Monday, May 27, 2024

FSA, TSA, HSA - two of these can help a bit with medical bills

Except for some government employees, generous health insurance is rare. As the cost of insurance has skyrocketed, employers are shifting more of the cost to their employees, often through higher and higher copays and deductibles.

Either a Flexible Spending Account (FSA) or a Health Savings Account (HSA) can lessen the blow.

Note that in general you will be offered one or the other, but rarely will both be possible.

FSAs allow you (and also your spouse if they are employed) to put up to $3200 pre-tax income each year into an account that can be used to pay for eligible health and medical expenses. This saves you paying income taxes on the amount you put into the FSA. Your employer may, but is not required, to put money into your account as well, up to the amount you put in through payroll deduction.

Note that you can only contribute to an FSA if you have employer-sponsored health insurance.

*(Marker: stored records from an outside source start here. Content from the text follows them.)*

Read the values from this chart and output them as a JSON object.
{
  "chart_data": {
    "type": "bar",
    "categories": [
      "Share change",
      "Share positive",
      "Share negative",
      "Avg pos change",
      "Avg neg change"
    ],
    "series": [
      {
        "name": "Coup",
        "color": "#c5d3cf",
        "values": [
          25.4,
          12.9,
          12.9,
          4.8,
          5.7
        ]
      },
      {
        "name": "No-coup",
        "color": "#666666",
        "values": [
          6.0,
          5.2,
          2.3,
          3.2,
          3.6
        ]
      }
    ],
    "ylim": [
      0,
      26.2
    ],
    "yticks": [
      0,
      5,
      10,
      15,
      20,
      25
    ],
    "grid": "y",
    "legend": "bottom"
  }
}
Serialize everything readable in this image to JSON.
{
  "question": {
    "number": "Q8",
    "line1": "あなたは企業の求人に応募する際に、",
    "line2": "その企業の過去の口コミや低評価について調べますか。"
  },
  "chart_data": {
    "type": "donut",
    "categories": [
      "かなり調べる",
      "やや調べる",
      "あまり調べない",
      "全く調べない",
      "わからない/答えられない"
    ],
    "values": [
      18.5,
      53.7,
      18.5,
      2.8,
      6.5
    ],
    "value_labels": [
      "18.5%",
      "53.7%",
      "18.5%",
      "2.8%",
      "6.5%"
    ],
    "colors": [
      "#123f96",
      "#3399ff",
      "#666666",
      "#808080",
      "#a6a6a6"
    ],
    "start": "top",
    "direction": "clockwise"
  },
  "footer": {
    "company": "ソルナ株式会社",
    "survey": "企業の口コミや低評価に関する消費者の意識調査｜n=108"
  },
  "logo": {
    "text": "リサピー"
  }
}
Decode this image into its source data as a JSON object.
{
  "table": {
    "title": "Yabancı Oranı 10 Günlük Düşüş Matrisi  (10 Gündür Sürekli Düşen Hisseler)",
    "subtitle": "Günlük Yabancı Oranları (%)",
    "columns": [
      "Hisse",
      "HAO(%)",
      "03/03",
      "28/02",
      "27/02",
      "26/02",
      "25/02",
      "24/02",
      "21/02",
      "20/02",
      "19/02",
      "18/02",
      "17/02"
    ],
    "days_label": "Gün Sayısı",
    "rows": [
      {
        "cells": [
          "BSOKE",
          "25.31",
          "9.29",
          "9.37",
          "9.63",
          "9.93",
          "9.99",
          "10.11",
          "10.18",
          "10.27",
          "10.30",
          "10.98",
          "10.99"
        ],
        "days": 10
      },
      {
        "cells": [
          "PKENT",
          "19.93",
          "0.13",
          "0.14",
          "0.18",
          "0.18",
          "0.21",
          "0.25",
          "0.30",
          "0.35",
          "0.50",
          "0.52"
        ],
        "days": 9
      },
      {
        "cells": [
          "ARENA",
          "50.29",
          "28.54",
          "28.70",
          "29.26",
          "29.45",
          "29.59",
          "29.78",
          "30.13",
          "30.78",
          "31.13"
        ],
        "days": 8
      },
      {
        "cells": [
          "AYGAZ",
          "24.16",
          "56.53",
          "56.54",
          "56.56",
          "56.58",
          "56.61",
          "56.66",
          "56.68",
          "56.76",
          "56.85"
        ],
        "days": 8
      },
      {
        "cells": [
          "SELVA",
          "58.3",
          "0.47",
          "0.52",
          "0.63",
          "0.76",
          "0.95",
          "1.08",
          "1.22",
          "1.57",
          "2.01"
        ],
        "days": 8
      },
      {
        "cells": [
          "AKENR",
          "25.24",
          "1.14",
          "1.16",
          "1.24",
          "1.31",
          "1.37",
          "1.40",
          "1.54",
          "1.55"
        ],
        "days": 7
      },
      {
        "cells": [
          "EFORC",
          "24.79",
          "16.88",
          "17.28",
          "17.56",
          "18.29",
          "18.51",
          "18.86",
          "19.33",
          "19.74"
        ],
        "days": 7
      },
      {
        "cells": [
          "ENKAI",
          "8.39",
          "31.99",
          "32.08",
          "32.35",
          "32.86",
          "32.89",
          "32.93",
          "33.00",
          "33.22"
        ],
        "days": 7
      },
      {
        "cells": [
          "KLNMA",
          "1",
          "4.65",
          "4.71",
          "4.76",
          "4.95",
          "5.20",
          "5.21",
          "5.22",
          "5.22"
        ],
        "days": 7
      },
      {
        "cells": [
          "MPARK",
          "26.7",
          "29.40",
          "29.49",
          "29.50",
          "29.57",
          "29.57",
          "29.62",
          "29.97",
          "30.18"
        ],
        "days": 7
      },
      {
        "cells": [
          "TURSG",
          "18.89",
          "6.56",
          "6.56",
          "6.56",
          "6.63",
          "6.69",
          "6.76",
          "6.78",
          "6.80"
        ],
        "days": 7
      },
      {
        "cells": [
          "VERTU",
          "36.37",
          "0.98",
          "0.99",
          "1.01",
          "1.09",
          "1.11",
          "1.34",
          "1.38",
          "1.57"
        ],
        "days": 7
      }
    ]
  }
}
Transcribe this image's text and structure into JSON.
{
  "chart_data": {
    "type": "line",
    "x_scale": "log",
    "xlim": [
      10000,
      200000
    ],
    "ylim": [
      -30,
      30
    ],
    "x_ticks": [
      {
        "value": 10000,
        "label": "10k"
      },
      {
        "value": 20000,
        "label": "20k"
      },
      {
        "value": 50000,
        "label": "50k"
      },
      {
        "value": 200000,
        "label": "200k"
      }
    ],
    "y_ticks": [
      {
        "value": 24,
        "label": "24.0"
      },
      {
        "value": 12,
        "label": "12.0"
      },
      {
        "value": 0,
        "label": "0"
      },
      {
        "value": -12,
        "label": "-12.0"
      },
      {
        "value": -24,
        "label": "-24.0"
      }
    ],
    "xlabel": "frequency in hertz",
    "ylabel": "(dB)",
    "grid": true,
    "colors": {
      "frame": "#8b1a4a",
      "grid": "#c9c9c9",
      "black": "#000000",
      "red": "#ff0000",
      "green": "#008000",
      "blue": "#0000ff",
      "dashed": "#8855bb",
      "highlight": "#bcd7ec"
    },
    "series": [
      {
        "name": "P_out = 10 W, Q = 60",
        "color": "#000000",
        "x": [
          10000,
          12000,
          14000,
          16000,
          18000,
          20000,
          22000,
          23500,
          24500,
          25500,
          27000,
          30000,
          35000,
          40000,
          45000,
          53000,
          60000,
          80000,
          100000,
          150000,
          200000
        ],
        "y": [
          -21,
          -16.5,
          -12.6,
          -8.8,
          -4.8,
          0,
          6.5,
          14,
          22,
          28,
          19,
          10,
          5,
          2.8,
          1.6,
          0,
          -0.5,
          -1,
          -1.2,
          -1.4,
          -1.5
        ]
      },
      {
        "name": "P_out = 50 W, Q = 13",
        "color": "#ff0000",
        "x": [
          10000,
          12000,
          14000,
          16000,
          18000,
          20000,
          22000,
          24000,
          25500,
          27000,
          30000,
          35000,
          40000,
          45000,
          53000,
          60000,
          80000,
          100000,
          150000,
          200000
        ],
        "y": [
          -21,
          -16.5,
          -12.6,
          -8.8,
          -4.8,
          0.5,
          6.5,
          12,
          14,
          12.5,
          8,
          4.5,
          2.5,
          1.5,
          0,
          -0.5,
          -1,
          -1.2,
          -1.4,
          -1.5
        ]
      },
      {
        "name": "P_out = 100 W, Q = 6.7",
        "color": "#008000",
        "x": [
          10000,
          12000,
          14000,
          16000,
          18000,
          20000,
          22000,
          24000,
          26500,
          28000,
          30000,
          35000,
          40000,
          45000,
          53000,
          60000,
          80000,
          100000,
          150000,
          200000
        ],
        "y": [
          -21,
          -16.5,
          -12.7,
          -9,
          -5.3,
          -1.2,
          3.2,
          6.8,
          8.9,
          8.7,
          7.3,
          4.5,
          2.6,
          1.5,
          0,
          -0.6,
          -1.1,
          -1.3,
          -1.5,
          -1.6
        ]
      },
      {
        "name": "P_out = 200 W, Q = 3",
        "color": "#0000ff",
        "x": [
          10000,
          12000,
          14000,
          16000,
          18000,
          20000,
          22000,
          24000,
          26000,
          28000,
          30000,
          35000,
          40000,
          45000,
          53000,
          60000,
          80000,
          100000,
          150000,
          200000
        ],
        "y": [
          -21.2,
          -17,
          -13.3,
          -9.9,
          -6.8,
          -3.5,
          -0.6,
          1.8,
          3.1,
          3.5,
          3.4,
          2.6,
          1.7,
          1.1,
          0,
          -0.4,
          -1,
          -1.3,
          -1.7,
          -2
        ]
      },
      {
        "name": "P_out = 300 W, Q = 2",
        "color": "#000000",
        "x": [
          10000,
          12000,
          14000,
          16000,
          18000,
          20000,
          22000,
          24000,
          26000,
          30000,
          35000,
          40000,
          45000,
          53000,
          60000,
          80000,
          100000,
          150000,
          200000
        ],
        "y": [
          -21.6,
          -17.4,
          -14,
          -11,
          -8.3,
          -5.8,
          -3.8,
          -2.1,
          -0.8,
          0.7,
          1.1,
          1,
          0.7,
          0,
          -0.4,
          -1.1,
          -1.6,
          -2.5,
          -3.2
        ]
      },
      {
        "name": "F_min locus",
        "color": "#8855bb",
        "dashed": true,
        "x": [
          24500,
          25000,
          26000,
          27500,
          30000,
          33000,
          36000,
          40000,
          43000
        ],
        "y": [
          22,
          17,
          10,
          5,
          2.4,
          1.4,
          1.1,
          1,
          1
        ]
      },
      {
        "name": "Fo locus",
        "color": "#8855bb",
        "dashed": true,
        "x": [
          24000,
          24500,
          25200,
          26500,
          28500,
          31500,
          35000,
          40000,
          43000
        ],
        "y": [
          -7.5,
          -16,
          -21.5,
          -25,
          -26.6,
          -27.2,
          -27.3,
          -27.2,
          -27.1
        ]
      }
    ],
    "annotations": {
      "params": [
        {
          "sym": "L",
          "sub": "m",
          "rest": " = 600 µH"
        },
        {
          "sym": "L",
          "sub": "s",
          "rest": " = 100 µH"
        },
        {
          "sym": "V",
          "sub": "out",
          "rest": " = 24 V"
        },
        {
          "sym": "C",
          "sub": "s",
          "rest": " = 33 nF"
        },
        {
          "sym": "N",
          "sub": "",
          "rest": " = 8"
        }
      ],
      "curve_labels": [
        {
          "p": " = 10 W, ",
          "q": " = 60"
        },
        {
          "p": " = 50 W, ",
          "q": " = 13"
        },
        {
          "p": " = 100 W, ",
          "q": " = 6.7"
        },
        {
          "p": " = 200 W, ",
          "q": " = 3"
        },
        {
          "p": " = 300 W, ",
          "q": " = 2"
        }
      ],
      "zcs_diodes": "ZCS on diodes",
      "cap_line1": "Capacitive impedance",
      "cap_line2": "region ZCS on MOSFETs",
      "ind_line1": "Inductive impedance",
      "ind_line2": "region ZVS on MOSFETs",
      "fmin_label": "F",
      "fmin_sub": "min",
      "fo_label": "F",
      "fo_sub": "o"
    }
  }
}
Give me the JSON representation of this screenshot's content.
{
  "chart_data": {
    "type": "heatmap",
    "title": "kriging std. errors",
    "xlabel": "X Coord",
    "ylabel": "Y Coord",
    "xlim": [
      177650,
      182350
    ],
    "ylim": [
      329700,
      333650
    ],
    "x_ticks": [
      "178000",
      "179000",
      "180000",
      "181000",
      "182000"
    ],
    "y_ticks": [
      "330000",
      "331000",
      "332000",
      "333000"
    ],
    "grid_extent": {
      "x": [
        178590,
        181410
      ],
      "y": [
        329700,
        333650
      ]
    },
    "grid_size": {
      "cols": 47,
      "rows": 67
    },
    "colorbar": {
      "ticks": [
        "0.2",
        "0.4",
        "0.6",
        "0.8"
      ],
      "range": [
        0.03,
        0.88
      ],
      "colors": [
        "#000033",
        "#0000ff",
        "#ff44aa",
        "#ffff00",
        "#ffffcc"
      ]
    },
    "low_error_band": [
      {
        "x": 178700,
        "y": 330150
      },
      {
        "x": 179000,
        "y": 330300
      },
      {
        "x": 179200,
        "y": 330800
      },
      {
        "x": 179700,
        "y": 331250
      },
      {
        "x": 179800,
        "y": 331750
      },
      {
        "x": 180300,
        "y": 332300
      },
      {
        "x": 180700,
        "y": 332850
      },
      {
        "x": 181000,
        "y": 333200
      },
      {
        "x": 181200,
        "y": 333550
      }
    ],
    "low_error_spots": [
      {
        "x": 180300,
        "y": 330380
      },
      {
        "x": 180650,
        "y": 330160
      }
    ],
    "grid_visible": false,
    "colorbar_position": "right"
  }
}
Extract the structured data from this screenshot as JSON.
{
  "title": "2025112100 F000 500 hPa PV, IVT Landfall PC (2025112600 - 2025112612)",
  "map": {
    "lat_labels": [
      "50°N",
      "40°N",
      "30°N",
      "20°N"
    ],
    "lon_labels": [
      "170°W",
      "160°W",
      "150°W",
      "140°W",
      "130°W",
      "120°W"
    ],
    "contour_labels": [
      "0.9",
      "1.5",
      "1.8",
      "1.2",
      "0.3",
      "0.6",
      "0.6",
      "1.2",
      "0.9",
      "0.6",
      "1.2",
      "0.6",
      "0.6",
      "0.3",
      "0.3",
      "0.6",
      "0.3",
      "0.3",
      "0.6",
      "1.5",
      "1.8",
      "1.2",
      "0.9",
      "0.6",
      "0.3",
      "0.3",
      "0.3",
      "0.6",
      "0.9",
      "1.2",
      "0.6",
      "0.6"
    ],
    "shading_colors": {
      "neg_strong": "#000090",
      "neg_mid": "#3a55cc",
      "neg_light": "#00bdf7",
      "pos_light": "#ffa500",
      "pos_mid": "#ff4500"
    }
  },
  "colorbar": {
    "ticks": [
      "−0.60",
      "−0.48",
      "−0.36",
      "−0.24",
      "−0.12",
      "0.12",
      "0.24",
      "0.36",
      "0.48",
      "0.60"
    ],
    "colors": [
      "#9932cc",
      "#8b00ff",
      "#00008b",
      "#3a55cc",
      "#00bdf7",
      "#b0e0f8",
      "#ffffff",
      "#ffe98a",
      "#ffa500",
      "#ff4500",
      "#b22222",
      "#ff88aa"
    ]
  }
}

It is very important to remember that these plans are “use it or lose it.” You may be able to roll over any balance at the end of the year, but if you do not spend these funds on eligible expenses, the money goes back to your employer. Also, if you change employers, your FSA does not travel with you.

Before deciding to contribute to an FSA, look carefully at your out-of-pocket medical expenses for the last year or two – and take into account any expected expenses such as dental work or elective surgery.

If it is offered, an HSA is an even better deal, particularly if you can afford to put in significant sums. An HSA can be set up by your employer or, depending on the type of health insurance you have, yourself. The contributions lower your taxable income, just as with an FSA, but there is no deadline for spending the money. You can let it accumulate, tax-free, and, as long as you use the money for health expenses, pay no tax on withdrawals. An HSA is yours – if you change jobs, it goes with you.

The maximum contribution limit of an HSA is higher than to an FSA. Individuals can contribute up to $4,150 to their HSA accounts for 2024, and families can contribute up to $8,300. People 55 and older are allowed an additional $1,000. As with FSAs, employers may but are not required to contribute.

On what can you spend the money in these accounts? Copays and deductibles are eligible, as are dental bills, medical equipment, eyeglasses and most over-the-counter medications. You can even use the money to pay for needed home renovations if they are medically-justified.

Neither of these types of accounts will remove all the sting of exorbitant medical costs, but if Uncle Sam is willing to help, you should let him do so.